En écrivant le script de la religion Hébraïque pour l’adapter au complexe du rédempteur, la classe des prêtres Juifs fit tout son possible pour dénier les éléments biorégionaux et Païens dans leur scénario tribal. Les rédacteurs du Nouveau Testament, qui n’étaient pas astreints aux mêmes contingences, purent réintroduire quelques éléments Païens dans le portrait de conte de fée de leur faiseur de miracles et guru populaire, qui serait ensuite ajusté au moule du messie Juif. Lorsqu’il fut question de rédiger une histoire de nativité pour Jésus, il fut placé dans la crèche où Dumuzi, le berger adoré de sa Déesse, s’assoupissait parfois lorsque fatigué.

De nombreux Juifs Palestiniens de cette époque se sentaient complètement à l’aise avec les divinités Indigènes de Canaan et ils furent donc convertis par la force à la religion nationaliste imposée durant la Période Asmodéenne. Il y eut une brève poussée de fièvre messianique lorsque Jérusalem fut proclamée capitale en 141 avant EC, mais, généralement parlant, une écrasante majorité du peuple Juif était encline à tolérer (pour ne pas dire imiter) les voies Païennes, s’intégrer à la culture Helléniste qui avait prévalu depuis l’époque où Alexandre le Grand revendiqua la région en 322 avant EC, et tout simplement vaquer à leurs occupations quotidiennes. La poursuite d’un objectif messianique ne fut jamais vraiment une option populaire en Palestine. Elle était l’apanage d’une bande de visionnaires purs et durs, apocalyptiques et assoiffés de vengeance qui se nommaient eux-mêmes “les Fils de la Lumière”. L’aile militaire de ce mouvement était constituée par les Zélotes, des guérilleros et des coupe-gorges tout aussi enclins à trucider les Juifs collaborateurs qu’à assassiner leurs ennemis, les Kittim haïs - le nom Qumranique de code pour les Romains. Les guides spirituels des Zélotes étaient les Chasidim, les Pieux. Ils constituaient le second cercle, ou cercle masorétique, de la secte Qumranique. Dans le cercle intérieur ou ésotérique, se trouvaient les Zaddikim, des idéologues extrémistes dont les visions apocalyptiques sont préservées dans les Manuscrits de la Mer Morte.

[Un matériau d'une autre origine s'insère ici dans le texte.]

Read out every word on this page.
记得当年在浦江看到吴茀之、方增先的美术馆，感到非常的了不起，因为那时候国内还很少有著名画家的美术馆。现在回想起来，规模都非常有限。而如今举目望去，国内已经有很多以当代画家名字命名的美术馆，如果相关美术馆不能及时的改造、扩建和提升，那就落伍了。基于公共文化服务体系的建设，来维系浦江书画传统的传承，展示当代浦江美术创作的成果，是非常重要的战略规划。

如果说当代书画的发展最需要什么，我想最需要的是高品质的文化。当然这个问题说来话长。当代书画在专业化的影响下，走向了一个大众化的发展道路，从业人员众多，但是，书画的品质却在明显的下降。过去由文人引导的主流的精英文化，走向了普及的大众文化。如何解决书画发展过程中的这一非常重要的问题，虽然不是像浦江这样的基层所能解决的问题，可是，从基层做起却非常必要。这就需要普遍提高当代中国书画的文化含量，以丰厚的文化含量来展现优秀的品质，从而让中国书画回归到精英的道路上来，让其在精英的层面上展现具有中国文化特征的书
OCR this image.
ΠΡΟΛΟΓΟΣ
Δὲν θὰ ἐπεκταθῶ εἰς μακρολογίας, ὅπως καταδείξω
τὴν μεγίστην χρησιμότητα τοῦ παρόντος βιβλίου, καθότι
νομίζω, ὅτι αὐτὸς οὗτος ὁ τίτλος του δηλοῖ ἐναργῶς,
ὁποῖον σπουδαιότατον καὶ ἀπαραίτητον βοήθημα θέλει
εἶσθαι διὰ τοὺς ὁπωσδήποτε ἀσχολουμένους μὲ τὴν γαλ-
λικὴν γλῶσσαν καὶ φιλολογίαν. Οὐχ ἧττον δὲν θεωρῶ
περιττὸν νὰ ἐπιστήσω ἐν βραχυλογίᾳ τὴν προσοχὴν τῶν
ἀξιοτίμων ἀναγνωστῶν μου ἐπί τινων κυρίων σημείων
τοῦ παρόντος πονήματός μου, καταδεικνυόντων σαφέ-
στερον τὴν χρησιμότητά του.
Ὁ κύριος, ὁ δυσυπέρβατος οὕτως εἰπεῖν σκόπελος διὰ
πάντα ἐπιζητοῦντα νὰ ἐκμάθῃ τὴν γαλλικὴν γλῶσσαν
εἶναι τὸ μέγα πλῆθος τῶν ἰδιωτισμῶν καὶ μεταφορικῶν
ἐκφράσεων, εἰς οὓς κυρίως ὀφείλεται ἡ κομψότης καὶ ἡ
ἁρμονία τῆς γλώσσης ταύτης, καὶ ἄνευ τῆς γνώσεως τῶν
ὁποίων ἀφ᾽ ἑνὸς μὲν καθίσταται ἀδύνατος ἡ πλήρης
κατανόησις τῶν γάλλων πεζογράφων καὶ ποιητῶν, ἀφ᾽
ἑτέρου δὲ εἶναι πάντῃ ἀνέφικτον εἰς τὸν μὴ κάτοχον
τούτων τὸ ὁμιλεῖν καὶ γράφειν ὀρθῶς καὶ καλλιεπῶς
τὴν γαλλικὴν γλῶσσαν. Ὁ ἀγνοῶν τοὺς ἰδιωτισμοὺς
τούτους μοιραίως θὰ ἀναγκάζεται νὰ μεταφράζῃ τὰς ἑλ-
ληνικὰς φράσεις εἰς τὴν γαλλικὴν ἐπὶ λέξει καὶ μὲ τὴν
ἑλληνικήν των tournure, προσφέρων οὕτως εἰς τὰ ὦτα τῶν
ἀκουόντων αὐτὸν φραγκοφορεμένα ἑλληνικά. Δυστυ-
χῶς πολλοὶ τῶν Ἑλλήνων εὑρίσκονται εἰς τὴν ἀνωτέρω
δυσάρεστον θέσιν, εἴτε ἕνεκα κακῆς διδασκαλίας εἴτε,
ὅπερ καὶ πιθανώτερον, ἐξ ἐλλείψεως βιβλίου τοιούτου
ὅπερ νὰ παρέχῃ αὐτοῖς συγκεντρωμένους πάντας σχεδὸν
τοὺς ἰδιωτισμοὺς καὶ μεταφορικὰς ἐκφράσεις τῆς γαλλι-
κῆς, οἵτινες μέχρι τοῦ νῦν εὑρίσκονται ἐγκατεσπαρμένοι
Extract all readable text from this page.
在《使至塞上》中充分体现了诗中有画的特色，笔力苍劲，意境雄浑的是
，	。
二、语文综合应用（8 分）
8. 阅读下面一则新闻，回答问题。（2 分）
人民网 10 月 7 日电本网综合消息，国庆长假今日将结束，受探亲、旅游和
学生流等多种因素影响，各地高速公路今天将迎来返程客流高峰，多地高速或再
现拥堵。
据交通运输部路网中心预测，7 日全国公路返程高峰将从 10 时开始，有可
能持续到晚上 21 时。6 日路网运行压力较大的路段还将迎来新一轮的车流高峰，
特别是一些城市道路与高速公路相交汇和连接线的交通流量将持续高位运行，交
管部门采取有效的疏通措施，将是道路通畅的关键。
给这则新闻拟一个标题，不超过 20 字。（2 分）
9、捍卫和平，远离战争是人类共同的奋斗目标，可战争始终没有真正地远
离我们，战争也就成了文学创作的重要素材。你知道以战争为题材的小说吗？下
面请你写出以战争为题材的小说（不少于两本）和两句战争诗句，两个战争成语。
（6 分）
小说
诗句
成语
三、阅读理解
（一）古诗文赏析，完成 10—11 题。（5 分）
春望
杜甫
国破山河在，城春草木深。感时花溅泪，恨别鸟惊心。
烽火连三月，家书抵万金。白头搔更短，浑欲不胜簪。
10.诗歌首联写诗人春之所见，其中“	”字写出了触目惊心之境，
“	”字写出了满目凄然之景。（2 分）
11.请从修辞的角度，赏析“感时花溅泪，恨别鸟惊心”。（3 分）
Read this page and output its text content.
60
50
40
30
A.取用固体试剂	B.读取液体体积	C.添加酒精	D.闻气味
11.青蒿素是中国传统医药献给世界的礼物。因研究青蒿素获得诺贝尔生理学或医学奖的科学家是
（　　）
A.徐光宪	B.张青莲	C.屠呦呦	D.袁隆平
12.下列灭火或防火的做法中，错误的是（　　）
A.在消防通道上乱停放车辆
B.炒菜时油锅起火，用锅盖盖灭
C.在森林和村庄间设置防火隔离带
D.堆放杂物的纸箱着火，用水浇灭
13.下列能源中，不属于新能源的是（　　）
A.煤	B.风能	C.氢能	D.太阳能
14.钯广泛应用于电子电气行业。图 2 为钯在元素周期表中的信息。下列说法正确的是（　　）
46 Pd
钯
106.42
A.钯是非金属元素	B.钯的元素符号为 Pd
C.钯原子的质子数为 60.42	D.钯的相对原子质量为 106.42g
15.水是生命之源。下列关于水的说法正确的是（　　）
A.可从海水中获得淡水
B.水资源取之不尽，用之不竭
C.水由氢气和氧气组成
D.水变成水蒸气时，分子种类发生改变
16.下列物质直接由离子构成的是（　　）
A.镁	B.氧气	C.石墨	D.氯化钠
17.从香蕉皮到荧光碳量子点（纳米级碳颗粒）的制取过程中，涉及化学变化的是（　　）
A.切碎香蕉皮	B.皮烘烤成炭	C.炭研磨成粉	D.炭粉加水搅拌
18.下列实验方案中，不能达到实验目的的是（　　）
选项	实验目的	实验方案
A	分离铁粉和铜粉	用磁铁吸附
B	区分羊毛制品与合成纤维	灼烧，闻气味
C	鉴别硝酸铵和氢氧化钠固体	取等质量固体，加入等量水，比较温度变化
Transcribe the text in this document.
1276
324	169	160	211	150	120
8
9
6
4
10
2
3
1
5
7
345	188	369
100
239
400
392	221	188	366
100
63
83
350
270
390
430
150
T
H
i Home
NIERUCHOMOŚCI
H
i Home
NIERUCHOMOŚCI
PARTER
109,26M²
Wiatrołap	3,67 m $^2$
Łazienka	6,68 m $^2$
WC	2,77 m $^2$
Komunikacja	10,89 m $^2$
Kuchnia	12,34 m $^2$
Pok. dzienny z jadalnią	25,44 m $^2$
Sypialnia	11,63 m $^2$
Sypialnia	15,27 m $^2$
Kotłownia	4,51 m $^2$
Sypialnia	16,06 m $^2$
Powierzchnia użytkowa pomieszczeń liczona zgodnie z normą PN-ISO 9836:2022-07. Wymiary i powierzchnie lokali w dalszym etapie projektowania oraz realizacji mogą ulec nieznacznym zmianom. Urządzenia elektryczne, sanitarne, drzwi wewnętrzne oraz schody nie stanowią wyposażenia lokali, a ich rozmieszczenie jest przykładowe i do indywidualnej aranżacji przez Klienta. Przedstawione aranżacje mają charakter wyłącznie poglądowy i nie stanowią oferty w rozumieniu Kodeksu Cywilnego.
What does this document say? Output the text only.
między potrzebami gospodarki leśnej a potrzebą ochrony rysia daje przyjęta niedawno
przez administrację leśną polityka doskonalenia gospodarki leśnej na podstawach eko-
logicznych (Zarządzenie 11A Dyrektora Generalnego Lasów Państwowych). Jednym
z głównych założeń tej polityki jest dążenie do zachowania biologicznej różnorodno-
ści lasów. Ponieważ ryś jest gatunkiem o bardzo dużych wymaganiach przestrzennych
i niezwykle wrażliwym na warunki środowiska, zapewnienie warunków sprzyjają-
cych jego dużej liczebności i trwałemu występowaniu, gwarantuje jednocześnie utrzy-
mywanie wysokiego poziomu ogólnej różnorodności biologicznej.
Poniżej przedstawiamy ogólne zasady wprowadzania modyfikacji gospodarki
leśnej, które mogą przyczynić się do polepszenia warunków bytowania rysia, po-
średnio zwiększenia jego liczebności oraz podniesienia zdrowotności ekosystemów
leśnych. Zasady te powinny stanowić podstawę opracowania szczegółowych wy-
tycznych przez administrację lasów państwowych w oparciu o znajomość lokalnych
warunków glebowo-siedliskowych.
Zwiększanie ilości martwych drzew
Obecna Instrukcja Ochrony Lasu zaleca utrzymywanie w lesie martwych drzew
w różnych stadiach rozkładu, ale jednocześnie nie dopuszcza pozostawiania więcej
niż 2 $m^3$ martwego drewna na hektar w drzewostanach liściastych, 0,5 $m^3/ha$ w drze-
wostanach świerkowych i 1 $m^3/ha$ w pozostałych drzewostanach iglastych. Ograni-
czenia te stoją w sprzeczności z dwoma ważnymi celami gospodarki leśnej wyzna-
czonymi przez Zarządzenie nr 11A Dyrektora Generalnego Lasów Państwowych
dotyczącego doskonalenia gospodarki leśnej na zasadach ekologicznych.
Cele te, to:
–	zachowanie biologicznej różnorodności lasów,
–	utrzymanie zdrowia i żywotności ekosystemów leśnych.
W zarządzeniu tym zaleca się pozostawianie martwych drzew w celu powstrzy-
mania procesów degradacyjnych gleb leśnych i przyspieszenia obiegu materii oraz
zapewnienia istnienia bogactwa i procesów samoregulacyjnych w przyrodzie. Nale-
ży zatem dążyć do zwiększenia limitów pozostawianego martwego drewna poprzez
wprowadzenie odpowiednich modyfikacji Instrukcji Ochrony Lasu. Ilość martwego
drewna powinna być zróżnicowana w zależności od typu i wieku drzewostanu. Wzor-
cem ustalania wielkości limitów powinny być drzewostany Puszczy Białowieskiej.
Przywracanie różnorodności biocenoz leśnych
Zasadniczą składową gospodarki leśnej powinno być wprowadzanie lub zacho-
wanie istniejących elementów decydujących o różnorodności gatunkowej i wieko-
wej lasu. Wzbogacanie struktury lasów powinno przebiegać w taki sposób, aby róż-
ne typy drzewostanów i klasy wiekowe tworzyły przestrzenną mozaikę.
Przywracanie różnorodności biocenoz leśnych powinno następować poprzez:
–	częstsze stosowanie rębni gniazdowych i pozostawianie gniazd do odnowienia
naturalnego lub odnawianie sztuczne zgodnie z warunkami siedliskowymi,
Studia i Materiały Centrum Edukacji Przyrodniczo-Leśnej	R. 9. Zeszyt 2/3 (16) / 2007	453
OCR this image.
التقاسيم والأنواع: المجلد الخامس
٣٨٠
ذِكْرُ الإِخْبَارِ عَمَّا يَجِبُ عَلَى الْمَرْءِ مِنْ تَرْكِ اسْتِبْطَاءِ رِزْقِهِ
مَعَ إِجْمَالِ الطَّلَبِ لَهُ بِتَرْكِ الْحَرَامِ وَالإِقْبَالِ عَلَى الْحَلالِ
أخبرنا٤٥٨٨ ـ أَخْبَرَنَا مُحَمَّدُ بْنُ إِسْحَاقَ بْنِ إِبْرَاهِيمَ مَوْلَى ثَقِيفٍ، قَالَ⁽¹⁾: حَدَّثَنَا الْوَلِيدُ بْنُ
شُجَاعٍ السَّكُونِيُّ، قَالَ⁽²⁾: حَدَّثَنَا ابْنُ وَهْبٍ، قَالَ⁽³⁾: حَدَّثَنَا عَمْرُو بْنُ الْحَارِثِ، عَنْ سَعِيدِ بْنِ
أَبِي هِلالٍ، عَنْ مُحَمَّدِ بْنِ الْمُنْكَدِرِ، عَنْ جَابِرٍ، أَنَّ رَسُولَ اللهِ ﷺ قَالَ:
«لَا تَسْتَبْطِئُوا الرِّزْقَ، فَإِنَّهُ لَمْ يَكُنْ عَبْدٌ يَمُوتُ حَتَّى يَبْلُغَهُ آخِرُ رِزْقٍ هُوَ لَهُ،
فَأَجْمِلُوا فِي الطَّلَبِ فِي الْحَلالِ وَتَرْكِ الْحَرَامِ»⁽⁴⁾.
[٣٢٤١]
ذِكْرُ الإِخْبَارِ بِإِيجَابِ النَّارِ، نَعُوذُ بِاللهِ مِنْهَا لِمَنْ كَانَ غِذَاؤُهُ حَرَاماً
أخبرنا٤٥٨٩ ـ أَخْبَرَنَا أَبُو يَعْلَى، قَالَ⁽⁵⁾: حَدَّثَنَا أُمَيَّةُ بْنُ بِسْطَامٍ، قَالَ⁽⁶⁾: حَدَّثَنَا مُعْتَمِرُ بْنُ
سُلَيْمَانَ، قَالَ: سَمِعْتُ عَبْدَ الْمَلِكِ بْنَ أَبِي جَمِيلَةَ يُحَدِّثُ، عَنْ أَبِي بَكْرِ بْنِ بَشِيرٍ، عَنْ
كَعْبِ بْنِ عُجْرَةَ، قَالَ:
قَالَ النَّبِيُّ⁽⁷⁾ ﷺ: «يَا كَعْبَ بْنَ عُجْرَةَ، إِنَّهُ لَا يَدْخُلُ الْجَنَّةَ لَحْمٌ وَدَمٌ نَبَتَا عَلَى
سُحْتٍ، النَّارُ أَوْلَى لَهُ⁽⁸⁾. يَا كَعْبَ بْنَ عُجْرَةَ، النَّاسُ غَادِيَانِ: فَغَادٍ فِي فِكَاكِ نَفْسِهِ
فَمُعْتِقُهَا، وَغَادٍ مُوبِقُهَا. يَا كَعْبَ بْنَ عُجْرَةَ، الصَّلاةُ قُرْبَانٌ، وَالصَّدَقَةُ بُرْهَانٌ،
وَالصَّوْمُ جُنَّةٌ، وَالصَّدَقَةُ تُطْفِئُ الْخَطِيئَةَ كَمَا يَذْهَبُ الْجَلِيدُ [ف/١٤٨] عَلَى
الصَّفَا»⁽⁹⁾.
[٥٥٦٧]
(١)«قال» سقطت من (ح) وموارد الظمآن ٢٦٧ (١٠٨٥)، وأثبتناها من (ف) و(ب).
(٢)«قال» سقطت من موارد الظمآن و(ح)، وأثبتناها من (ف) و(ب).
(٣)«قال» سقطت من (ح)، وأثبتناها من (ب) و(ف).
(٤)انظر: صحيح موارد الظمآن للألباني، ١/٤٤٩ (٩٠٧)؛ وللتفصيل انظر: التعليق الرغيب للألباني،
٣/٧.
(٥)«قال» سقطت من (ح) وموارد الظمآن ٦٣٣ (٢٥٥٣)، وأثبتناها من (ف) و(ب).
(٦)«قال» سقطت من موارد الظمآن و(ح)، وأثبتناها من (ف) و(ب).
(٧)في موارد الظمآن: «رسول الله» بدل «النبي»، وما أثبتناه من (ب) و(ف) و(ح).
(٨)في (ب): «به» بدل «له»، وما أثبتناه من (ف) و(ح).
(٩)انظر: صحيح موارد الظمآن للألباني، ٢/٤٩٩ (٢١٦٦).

Le noyau Zaddikite, quelle que fut la période, n’aurait jamais pu aller au-delà de quelques centaines d’individus mais ce sont eux qui conduisaient le mouvement et exerçaient suffisamment de pression pour déstabiliser la Palestine et menacer l’intégrité de l’Empire. La pression devint critique lorsque, après 63 avant EC, la Judée fut annexée à Rome par Pompée, le grand rival de César. Cet événement mit fin à la période de cent années d’indépendance qui suivit la révolte des Maccabées. L’impact de ce bouleversement se traduisit par une escalade du désespoir qui se propagea même aux membres non radicaux de la population. Dans les Guerres Juives, l’historien Joseph observa de très près les dégâts psychologiques: “Pour autant que les Juifs croyaient que Yahvé allait les sauver, ce dernier refusait constamment de le faire et leurs souffrances s’intensifiaient à la mesure de leurs espérances”.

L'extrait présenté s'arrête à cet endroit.